Ей, жалкому созданью, отмеченному печатью греха, ничего не остается, кроме как сидеть и ждать в невыносимом отдалении. Это отдаление превосходит любое другое в подлунном мире. Оно абсолютно. Но и здесь есть свое утешение: отдаление — знак Его силы и славы. Разделяющая их стена их же и связывает, воссоединяет, разделяя. И этой заветной близостью отдаленность цепляла, трогала ее и сама по себе была Его откровением.
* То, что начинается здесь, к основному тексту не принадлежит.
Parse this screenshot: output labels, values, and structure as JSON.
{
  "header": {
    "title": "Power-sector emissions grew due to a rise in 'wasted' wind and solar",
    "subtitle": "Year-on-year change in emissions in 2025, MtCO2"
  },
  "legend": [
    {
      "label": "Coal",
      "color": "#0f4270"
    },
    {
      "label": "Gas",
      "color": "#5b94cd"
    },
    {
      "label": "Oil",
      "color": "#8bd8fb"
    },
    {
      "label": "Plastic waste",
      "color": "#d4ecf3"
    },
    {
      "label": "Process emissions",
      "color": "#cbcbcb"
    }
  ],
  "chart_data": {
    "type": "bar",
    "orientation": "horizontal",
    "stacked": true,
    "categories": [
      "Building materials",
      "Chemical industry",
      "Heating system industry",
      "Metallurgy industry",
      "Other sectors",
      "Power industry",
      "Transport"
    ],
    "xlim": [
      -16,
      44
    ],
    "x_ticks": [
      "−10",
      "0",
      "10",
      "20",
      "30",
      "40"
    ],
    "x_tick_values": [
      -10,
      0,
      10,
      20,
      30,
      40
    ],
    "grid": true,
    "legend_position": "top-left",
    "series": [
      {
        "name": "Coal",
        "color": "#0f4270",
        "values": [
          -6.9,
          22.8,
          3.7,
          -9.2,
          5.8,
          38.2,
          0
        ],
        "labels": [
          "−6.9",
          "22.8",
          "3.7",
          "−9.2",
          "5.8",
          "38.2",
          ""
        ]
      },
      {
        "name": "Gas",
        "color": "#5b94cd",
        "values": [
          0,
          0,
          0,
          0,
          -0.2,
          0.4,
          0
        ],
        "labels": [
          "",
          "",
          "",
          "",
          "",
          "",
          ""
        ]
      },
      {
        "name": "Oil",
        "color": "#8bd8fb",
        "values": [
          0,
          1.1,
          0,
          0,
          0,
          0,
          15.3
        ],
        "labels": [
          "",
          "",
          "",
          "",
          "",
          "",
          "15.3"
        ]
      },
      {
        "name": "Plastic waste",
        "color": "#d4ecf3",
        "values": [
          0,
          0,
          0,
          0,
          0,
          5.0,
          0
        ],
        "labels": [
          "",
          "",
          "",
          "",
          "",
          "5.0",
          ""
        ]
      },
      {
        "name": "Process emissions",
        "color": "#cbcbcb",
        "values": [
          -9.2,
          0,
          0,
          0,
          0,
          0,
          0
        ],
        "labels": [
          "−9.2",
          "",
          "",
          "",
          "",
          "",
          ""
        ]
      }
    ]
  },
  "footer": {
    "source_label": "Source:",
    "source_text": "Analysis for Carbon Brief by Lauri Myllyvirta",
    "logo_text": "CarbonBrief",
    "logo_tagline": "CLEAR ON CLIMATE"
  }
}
На нее можно было положиться.
Маргарет натянула на пяльцы новый кусок кисеи. Несколько готовых образцов уже лежали на столике у нее в комнате. Скоро она раздаст их. Они были лишь слабыми отголосками Истины, но вышивание умиротворяло, ей нравилось видеть, как решительно встает перед глазами крест, слышать шуршание нити, продеваемой через канву. Благодаря вышиванию дух ее достигал столь высокой степени созерцательности, что она уже не слышала ни криков безумцев, ни завываний бури, ни стука и потрескивания раскачиваемых ветром ветвей.
Но сколько ей еще ждать? Ведь она может и умереть. Умереть и никогда не узнать и затеряться во тьме.
И Маргарет задумалась, не пора ли ей снова начать поститься.
Альфред Теннисон нацепил монокль и, чуть наклонившись, принялся с пристрастием разглядывать френологический бюст, возвышавшийся на письменном столе Мэтью Аллена. Для начала он прочел несколько ярлычков на гладко отполированной поверхности головы, где значились названия соответствующих умственных органов. Эротизм. Уступчивость. Идеализм. Начисто лишенная эмоций, стереотипная человеческая голова так и пестрела разнообразными способностями.